Gazprom subsidiaries in Europe are coming under pressure as clients and business partners refuse to do business with them. PHOTO: BLOOMBERG

BERLIN (BLOOMBERG) - The German government is weighing options for a unit of Russian gas giant Gazprom shunned by clients in response to the war in Ukraine, according to people familiar with the matter.

Options being analysed include restructuring Wingas, which accounts for about 20 per cent of the German gas market, or finding a new energy provider for its clients, said the people. Berlin officials are currently studying what impact the possible failure of Wingas would have on the economy, and no final decision has been made.

Gazprom subsidiaries in Europe are coming under pressure as clients and business partners refuse to do business with them, raising the prospect that some of them will not survive.

Germany is considering nationalising or even expropriating the German subsidiaries of Gazprom and Rosneft, the Handelsblatt newspaper reported on Thursday (March 31), citing sources in the government. Gazprom Germania operates gas storage facilities, while Rosneft Deutschland accounts for 25 per cent of the German refinery business, according to the report.

Some banks are delaying transactions for Wingas and clients do not want to sign new contracts with the company, the people said, although previously signed deals are still in place. Wingas did not respond to calls and e-mails seeking comment.

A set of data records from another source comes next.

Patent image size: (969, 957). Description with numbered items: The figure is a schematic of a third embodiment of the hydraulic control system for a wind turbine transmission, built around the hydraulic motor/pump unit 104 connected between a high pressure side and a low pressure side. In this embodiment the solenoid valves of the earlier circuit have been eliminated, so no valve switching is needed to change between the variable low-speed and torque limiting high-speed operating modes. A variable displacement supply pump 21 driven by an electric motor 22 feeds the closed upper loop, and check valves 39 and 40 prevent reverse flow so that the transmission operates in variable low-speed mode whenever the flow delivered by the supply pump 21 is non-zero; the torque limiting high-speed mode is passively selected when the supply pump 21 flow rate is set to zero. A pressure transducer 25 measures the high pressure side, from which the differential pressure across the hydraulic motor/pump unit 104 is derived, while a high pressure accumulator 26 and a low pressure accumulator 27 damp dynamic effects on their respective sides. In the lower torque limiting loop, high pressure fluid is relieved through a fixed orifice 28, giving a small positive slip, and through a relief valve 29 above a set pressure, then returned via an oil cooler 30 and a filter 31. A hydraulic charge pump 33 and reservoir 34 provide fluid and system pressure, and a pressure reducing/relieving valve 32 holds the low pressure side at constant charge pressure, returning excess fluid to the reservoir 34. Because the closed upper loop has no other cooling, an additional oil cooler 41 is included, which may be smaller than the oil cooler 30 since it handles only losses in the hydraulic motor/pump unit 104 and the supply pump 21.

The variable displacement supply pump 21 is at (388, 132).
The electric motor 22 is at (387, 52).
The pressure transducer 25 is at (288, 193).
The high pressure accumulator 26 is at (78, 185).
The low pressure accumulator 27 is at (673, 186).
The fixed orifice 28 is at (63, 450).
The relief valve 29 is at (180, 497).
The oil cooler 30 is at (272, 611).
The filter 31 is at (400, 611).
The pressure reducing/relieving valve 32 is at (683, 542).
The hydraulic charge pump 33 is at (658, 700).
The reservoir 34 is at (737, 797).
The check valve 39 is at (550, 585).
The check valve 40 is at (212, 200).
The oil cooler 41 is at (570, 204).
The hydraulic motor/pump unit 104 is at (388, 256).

Helping Wingas will not be an easy task because the businesses of the Gazprom group's many companies are so intertwined. For instance, it is the London-based trading arm, Gazprom Marketing & Trading, that holds Wingas' hedges, or the energy previously purchased to supply clients. Without those, customers could be left to pay the current high spot prices.

That is the same problem Britain faces. It has made plans to nationalise Gazprom Energy, a unit that supplies gas and electricity to about a fifth of the British market and has clients including parts of the National Health Service. But the government soon figured out that hedges worth £3.5 billion (S$6.2 billion) were held by the trading arm.

For the German market, the problem could be even bigger. Wingas' hedges are about four times bigger than those of Gazprom Energy, according to one person, and energy regulators in both countries have already held talks.

Gazprom Marketing & Trading, which has more than 300 employees, is also coming under pressure. Just a few large European energy companies are still doing deals with it and the firm is even being kicked out of its London offices by landlord British Land. Its failure could spark a domino effect that takes down other subsidiaries, from those in Britain to Germany and Singapore.

Wingas is part of Gazprom Germania, which also owns about 25 per cent of Germany's gas storage capacity. The offices of both companies were raided by European Union officials this week as part of an antitrust probe into whether Gazprom had a role to play in Europe's worst energy crunch since the 1970s, which has sent prices breaking several records since last summer.